Baseten Dashboard

This dashboard offers a clear view into Baseten usage and performance. It highlights key metrics such as token consumption, model distribution, error rates, request volumes, and latency trends. Teams can also track detailed records of errors, to better understand adoption patterns and optimize reliability and efficiency.
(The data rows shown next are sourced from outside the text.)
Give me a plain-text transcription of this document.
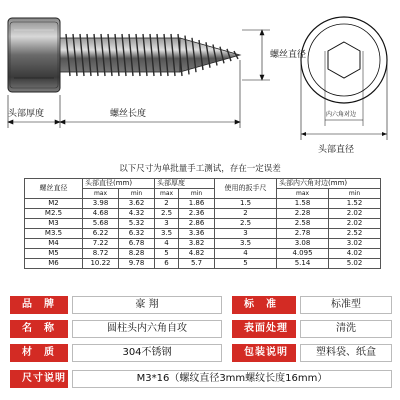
螺丝直径
头部厚度	螺丝长度	内六角对边
头部直径
以下尺寸为单批量手工测试，存在一定误差
螺丝直径	头部直径(mm)		头部厚度		使用的扳手尺	头部内六角对边(mm)	
	max	min	max	min		max	min
M2	3.98	3.62	2	1.86	1.5	1.58	1.52
M2.5	4.68	4.32	2.5	2.36	2	2.28	2.02
M3	5.68	5.32	3	2.86	2.5	2.58	2.02
M3.5	6.22	6.32	3.5	3.36	3	2.78	2.52
M4	7.22	6.78	4	3.82	3.5	3.08	3.02
M5	8.72	8.28	5	4.82	4	4.095	4.02
M6	10.22	9.78	6	5.7	5	5.14	5.02
品　牌	豪 翔	标　准	标准型
名　称	圆柱头内六角自攻	表面处理	清洗
材　质	304不锈钢	包装说明	塑料袋、纸盒
尺寸说明	M3*16（螺纹直径3mm螺纹长度16mm）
Before using this dashboard, instrument your Baseten applications with OpenTelemetry and configure export to SigNoz. See the Baseten observability guide for complete setup instructions.

Dashboard Preview

Dashboards → + New dashboard → Import JSON

What This Dashboard Monitors

This dashboard tracks critical performance metrics for your Baseten usage using OpenTelemetry to help you:

Track Reliability: Monitor error rates to identify reliability issues and ensure applications maintain a smooth, dependable experience.
Analyze Model Adoption: Understand which Baseten models are being used to track preferences and measure adoption of different models.
Monitor Usage Patterns: Observe token consumption and request volume trends over time to spot adoption curves, peak cycles, and unusual spikes.
Ensure Responsiveness: Track P95 latency to surface potential slowdowns, spikes, or regressions and maintain consistent user experience.
Understand Service Distribution: See which services and programming languages are leveraging Baseten across your stack.

Metrics Included

Token Usage Metrics

Total Token Usage (Input & Output): Displays the split between input tokens (user prompts) and output tokens (model responses), showing exactly how much work the system is doing over time.
Token Usage Over Time: Time series visualization showing token consumption trends to identify adoption patterns, peak cycles, and baseline activity.

Performance & Reliability

Total Error Rate: Tracks the percentage of Baseten calls that return errors, providing a quick way to identify reliability issues.
Latency (P95 Over Time): Measures the 95th percentile latency of requests over time to surface potential slowdowns and ensure consistent responsiveness.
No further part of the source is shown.